As I telgraphed on the 22nd instant, the First Battalion, Eleventh Tennessee Cavalry, Lieutenant-Colonel Davis commanding, which was stationed at Wyerman's Mill, 5 miles east from the gap on the Jonesville road, was surprised at daylight that day, entirely surrounded, and, together with an infantry company of the Second North Carolina Mounted Infantry, captured. A company of the Ninety-first Indiana Infantry, in charge of Lieutenant Wise, which was with the command of Colonel Davis, about a quarter of a mile in advance, fought and cut their way through, with a loss of 3 killed and wounded, and escaped.
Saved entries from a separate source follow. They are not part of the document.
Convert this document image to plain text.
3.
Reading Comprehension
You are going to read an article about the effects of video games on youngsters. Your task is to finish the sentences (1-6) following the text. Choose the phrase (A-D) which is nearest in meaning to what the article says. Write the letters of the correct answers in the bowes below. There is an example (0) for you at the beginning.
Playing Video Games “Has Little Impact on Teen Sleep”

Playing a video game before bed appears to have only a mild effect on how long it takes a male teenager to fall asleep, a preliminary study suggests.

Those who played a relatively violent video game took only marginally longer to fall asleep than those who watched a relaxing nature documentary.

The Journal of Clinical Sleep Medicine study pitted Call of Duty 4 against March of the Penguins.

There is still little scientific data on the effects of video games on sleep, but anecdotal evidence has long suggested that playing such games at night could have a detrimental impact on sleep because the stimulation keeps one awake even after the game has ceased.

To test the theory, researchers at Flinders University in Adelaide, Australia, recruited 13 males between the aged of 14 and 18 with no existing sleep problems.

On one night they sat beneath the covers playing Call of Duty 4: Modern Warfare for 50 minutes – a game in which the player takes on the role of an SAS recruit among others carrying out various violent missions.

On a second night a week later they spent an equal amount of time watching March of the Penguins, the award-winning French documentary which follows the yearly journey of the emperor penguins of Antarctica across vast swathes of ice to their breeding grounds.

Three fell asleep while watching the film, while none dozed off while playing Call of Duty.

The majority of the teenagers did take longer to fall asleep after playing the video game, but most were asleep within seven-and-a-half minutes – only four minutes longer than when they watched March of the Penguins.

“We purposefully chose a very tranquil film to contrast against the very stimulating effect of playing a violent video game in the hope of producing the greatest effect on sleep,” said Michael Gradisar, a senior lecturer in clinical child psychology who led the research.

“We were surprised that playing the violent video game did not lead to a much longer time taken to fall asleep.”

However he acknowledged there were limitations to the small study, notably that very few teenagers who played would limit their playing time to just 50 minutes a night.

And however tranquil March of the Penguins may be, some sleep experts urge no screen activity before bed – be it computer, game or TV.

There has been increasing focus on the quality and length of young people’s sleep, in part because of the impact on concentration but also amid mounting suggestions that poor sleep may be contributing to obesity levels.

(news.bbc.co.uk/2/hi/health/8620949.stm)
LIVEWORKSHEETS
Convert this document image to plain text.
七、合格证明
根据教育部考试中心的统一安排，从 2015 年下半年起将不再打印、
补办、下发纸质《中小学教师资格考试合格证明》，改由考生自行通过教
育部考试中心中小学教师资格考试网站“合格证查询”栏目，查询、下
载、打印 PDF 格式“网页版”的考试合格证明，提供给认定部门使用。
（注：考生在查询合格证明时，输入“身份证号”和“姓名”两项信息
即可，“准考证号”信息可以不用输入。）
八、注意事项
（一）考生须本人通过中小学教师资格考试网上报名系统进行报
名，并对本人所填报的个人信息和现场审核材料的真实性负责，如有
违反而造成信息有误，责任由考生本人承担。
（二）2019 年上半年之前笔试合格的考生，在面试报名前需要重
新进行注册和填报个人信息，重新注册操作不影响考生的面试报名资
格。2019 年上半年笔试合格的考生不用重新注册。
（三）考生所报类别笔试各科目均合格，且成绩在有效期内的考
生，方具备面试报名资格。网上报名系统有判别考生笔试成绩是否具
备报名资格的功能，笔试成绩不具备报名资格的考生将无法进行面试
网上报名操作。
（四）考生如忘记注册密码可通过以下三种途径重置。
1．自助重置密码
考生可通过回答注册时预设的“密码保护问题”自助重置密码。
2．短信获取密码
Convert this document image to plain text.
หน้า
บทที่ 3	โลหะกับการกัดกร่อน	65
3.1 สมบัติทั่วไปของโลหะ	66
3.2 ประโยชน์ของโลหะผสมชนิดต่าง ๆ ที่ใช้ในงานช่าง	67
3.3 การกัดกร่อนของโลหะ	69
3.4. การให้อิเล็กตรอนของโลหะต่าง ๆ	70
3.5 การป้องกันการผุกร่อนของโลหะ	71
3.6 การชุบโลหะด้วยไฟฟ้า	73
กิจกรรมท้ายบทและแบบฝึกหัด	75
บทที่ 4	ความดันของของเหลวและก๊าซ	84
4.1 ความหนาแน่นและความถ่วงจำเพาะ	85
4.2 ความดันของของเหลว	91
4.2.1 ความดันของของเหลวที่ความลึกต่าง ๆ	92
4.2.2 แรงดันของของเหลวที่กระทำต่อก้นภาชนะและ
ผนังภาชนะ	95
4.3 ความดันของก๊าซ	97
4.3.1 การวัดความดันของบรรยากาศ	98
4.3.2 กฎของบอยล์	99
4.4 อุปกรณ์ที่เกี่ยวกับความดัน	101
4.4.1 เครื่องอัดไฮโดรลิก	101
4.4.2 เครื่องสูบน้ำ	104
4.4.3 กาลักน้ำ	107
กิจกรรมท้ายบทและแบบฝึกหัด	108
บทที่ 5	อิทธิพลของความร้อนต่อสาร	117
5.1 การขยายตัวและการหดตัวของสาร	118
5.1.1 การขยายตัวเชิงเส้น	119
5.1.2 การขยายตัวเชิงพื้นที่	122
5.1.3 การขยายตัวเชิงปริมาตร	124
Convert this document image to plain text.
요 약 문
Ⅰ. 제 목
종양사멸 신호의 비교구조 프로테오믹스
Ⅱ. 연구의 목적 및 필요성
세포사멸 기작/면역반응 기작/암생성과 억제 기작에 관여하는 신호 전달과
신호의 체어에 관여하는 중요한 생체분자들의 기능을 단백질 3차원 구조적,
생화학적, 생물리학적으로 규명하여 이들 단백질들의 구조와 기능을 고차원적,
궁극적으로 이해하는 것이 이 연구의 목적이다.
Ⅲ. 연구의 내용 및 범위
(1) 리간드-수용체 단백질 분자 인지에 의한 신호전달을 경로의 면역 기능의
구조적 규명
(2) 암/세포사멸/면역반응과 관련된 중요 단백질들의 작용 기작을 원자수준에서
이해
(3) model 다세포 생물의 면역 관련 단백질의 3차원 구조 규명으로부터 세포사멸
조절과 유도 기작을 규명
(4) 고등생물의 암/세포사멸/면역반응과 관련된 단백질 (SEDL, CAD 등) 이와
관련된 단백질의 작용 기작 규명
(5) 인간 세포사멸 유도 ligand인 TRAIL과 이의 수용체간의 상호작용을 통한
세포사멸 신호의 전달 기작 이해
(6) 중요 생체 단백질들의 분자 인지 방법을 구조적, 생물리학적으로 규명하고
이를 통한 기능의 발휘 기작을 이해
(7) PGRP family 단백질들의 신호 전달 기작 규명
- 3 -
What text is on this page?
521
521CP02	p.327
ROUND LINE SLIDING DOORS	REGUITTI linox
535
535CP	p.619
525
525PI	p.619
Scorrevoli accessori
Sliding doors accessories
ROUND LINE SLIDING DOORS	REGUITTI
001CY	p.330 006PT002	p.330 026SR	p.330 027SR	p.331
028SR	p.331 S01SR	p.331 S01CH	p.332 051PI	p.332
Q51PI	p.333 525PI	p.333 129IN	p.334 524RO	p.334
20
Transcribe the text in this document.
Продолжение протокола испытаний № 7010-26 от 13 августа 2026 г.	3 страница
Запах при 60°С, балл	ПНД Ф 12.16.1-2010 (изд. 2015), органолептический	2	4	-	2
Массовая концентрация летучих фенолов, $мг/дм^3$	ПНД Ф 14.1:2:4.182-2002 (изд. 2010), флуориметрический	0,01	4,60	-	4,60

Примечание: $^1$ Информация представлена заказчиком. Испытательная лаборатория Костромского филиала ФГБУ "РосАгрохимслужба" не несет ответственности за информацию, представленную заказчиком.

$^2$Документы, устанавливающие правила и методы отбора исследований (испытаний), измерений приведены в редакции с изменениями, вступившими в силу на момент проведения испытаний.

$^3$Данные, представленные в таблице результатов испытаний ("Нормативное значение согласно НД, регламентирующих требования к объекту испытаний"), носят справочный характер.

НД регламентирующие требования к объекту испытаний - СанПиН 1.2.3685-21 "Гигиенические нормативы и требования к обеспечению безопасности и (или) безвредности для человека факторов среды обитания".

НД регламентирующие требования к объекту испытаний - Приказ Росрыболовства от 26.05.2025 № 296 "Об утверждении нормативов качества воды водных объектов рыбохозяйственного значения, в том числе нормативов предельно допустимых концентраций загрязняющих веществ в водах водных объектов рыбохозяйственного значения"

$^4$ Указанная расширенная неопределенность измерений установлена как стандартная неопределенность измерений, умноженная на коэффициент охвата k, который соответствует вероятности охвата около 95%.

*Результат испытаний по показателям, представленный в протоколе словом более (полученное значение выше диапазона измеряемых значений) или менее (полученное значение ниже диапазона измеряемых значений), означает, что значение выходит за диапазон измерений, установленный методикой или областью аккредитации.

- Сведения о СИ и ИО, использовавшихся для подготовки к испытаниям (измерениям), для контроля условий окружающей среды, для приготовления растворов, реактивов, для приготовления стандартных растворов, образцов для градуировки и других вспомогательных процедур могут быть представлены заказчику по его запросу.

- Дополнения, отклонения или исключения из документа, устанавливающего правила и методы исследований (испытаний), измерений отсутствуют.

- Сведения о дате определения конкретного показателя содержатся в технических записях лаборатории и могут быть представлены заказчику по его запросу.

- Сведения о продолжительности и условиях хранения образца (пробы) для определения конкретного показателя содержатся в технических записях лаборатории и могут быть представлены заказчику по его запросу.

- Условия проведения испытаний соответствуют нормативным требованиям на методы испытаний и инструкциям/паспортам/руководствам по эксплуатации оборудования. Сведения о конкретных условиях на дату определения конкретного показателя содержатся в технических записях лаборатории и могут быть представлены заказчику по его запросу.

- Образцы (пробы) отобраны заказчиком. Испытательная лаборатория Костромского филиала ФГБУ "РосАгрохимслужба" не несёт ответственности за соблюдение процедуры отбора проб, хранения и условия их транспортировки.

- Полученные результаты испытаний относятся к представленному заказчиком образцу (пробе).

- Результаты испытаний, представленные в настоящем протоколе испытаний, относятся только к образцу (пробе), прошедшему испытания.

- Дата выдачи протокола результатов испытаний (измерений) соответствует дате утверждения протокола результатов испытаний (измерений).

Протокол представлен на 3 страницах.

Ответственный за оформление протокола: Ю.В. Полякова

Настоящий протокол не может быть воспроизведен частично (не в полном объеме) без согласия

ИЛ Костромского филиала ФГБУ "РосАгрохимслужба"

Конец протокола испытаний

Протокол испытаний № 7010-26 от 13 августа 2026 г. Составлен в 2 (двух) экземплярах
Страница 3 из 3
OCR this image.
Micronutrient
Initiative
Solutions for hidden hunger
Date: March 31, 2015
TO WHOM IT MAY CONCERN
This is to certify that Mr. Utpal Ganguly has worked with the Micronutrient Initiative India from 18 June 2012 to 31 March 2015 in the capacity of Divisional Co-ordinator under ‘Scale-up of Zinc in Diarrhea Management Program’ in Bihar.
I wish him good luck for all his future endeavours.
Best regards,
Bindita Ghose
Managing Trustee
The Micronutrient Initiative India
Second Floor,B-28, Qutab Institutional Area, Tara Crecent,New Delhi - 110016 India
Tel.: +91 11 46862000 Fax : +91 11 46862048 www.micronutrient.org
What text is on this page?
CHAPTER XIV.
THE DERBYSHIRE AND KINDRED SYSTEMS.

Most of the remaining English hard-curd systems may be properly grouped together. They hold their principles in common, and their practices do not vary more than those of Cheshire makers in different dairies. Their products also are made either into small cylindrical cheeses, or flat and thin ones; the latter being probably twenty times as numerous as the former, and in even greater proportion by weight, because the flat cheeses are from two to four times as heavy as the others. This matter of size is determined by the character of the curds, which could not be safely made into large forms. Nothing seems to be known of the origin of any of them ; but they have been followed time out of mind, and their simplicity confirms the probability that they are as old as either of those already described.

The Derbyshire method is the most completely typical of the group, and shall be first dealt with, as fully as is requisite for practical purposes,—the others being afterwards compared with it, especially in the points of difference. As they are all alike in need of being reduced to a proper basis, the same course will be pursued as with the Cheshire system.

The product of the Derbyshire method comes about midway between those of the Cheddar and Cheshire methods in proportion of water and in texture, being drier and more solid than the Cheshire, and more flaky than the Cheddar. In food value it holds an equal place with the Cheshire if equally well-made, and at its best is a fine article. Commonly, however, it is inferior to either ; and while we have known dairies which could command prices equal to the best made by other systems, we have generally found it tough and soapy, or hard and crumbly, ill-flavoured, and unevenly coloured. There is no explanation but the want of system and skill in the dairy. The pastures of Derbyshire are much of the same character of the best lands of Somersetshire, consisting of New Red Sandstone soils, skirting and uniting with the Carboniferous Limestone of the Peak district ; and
Four officers and about 60 men of Colonel Davis' battalion, and 7 men of the Second North Carolina company succeeded also in making their escape. Colonel Davis, among the captured, is severely wounded.

On account of never having been able to obtain a correct report from that command, it is very difficult to arrive at exact numbers so as to represent the loss of the Eleventh Tennessee Cavalry proper.

Simultaneously with the surprise of Colonel Davis' command the outpost at Powell's bridge, on Tazewell road, where I had 50 men of the Thirty-fourth Kentucky Infantry, in charge of Captain Pickering, stationed at the block-house, was attacked by the enemy [a portion of Vaughn's command] three times, but without success. To prevent their being cut off, I moved Captain Pickering, with his men, to within safe distance.

Yesterday I sent a flag of truce, in charge of Colonel Mehringer, Ninety-first Indiana Infantry, into the enemy's line for the purpose of burying our killed and with a view of obtaining some information. The flag of truce was treated with the utmost civility, but nothing could be ascertained from the fact that we did not get in communication with the commanding officer, although kept waiting a very long time for that purpose.

The lines of this command are now contracted to within 2 miles of the gap.

The entire available force here consists of about 1,200 men [infantry and dismounted cavalry] and about 300 artillery [4 batteries]. Three companies of infantry [Ninety-first Indiana] will go home in a day or two to be mustered out of the six months' service.

Pursuant to your instructions, I have ordered the Ninth New Hampshire to this post, although I don't anticipate an attack now.